Like her fiction, Hurley’s essays draw on her own history, growing up in a sheltered, working class white suburb; a disastrous relationship with an emotionally abusive boyfriend; a failed bid to move out at 18 and then a more successful migration to Alaska at 19; a near-death experience when her lack of medical insurance left her late-onset Type 1 diabetes untreated; her medical debt; her queer identity; her graduate research on woman revolutionaries in South Africa; her grandmother’s experiences in Nazi-occupied France; and her day job as a successful marketing writer and her struggles with depression and her political awakening through science fiction.
An occupational hazard of this sort of collection — collecting the author’s columns and essays for diverse publications — is a certain amount of repetition. The essays are written to stand on their own, and so they recapitulate bits of the same background. It’s unavoidable (and universal — my own essay collections suffer from this, too), but it’s not too intrusive, and is really the only complaint I have about this collection.

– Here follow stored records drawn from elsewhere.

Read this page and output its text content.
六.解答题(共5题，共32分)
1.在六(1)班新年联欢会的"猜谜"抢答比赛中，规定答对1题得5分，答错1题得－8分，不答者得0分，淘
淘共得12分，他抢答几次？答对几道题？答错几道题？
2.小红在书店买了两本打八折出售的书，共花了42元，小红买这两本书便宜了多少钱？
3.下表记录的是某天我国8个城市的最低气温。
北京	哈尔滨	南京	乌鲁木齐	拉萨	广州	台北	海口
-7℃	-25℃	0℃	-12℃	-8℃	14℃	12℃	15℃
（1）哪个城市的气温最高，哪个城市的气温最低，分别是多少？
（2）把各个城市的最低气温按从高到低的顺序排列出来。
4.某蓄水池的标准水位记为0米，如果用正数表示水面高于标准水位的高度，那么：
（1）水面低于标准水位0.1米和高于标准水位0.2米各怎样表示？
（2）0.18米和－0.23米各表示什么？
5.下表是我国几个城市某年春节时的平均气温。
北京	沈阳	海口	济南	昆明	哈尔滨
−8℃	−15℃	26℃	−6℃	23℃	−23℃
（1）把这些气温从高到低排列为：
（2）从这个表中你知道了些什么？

Because otherwise, it’s excellent. Though the collection is divided into thematic sections (Level Up; Geek; Let’s Get Personal; and Revolution), the overarching themes are of understanding the role of culture in exploring and addressing social injustice. Sometimes, Hurley explains the notion of “privilege” with crisp, critical language that acknowledges the shortcomings of using “privilege” as a shorthand without minimizing its importance. Other times, she’s writing hot takes on some of pop culture’s ugliest moments — Gamergate, Sad Puppies, etc — and manages the nearly impossible: a hot take that stands up in hindsight, capturing truths that endure past the scandal’s brief flash.
Whether offering advice to up and coming writers; or reflecting on how to remain professional in the face of abusive harassment campaigns; or explaining how her own thinking was changed by science fiction; or talking about the foundational injustice of economic inequality in a nation without universal healthcare, Hurley is cogent and measured, wielding her anger like a scalpel rather than a cudgel, deploying a rage that is as tactically sound as it is genuine.